A letter requesting a title and summary for the proposed initiative was signed by James C. Harrison, and was received by the Attorney General of California's office on April 1, 2011.

The initiative would have constrained future growth of the California state budget by requiring offsetting revenue increases or budget cuts for any legislation that would cost more than $25 million in a year.[1]
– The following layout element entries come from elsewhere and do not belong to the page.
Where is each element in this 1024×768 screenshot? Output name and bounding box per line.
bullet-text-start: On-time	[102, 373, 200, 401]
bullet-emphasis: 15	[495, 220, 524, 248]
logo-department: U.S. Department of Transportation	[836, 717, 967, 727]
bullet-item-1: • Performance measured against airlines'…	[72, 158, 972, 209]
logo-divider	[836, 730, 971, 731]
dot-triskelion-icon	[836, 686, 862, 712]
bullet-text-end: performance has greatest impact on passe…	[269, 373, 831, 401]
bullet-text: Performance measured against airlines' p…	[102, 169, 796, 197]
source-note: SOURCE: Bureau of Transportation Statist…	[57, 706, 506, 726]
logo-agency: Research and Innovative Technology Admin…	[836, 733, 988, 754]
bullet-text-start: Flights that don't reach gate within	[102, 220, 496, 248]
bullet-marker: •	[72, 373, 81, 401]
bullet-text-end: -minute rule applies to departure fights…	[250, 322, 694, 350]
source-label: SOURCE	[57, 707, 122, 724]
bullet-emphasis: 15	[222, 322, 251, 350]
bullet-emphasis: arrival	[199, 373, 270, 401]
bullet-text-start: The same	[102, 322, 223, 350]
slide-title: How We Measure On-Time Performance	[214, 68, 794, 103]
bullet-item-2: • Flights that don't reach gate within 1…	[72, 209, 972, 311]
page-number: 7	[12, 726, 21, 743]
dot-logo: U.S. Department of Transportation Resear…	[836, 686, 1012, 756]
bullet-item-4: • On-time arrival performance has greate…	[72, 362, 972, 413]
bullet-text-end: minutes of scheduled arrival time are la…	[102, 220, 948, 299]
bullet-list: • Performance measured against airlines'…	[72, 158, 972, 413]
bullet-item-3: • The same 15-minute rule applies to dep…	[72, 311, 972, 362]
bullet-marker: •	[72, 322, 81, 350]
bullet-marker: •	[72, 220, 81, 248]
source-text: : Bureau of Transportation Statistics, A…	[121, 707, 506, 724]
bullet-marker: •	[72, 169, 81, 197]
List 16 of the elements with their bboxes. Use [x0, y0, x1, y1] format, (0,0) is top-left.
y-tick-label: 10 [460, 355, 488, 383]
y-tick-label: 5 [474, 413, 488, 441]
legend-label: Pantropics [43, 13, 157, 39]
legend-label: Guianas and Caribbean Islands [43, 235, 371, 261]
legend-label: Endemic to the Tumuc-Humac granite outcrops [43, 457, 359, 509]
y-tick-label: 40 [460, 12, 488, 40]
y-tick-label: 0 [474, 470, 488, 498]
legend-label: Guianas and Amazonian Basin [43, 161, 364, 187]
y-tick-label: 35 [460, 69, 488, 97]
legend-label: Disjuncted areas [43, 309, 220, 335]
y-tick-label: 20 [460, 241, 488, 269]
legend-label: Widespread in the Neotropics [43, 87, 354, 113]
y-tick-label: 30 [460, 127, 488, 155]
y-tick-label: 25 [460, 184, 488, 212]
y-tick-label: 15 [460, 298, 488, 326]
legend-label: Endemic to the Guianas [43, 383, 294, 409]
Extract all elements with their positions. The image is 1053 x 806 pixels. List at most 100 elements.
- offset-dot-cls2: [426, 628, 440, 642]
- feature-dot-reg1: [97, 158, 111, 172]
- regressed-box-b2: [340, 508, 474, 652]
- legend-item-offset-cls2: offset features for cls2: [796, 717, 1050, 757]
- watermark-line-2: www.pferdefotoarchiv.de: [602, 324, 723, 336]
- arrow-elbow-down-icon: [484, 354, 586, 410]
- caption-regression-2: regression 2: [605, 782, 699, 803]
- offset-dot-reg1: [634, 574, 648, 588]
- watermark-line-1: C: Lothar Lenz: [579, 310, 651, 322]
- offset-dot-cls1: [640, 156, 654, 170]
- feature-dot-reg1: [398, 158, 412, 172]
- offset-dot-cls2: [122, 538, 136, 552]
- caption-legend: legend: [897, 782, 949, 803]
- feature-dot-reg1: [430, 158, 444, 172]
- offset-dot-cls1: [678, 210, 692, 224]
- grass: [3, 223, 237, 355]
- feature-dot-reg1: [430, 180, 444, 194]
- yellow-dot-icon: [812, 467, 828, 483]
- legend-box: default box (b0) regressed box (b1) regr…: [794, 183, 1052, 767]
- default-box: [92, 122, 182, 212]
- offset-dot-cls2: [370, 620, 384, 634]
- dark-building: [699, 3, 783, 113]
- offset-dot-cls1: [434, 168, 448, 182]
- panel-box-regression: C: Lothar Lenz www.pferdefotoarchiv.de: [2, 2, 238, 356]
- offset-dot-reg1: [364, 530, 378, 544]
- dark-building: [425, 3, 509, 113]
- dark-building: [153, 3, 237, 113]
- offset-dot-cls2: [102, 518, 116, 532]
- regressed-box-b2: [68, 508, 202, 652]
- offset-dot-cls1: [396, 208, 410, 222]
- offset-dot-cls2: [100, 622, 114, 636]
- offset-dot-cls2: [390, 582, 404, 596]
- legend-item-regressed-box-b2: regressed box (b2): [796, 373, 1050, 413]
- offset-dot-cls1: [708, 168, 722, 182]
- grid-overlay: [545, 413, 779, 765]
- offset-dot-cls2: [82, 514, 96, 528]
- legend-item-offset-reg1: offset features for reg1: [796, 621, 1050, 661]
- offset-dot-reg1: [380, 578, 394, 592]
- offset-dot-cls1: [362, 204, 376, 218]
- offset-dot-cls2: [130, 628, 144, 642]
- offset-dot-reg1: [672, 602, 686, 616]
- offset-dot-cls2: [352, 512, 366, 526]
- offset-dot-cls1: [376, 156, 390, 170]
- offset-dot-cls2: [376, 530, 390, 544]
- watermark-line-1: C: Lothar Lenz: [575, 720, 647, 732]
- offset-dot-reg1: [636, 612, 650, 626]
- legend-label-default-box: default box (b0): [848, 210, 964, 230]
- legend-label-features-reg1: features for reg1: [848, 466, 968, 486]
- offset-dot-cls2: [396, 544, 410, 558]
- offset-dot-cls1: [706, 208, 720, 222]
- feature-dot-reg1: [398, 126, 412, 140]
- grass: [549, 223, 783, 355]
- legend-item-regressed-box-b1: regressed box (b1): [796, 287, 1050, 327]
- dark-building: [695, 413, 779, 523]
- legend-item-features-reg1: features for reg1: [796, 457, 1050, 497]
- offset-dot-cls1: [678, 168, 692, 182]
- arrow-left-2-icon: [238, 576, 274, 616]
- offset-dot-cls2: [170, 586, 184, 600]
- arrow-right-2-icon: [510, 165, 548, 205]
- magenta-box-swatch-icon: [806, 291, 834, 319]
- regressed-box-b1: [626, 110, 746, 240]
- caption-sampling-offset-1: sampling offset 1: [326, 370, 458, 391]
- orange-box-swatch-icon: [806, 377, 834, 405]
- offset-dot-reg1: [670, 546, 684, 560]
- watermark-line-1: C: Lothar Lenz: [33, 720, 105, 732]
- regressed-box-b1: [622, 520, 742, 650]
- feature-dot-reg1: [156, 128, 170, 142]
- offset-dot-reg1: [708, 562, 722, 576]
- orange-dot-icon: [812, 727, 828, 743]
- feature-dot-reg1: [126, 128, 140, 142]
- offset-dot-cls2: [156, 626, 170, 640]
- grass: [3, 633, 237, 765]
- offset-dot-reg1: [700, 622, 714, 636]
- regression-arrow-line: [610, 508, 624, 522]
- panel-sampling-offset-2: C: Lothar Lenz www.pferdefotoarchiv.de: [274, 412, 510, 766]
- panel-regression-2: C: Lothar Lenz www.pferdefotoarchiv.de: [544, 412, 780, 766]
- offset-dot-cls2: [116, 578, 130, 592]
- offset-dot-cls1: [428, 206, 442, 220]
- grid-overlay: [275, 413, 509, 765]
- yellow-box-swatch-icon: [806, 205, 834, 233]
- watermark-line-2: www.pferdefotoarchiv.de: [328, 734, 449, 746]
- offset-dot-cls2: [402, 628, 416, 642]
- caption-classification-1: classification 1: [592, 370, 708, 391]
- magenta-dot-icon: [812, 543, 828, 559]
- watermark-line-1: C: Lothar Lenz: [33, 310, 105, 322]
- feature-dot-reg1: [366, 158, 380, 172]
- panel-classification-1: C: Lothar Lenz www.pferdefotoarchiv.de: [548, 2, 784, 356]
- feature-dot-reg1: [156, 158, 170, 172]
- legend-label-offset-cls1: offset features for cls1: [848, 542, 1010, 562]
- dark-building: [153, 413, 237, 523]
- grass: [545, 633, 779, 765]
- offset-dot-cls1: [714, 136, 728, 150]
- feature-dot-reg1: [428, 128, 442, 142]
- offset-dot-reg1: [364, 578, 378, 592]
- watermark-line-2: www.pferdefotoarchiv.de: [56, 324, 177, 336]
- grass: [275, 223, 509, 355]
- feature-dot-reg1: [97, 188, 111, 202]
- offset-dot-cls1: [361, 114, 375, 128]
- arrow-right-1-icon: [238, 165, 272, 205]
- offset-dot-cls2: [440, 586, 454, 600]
It would also have established a two-year budget cycle, with five-year fiscal projections.[2]

Text of measure

See also: Ballot titles, summaries and fiscal statements for California's 2012 ballot propositions

Ballot title

State Budget. Initiative Constitutional Amendment.

Official summary

Any statute, state budget, or legislative constitutional change that decreases state revenues or increases state program or agency costs by $25 million or more in a fiscal year must include offsetting revenues or spending cuts. Establishes a two-year budget cycle, with five-year fiscal projections. Permits the Governor to cut the budget midyear when a fiscal crisis has been declared and Legislature fails to act. Requires the budget bill to be in print three days before its adoption. Requires state program performance reviews.[3]

Fiscal impact

(This is a summary of the initiative's estimated "fiscal impact on state and local government" prepared by the California Legislative Analyst's Office and the Director of Finance.)

Increases in state spending -- potentially tens of millions of dollars per year -- to administer new budgeting process requirements. Potentially significant, but unknown, fiscal effects for the state and local governments affected by state budgetary decisions.[3]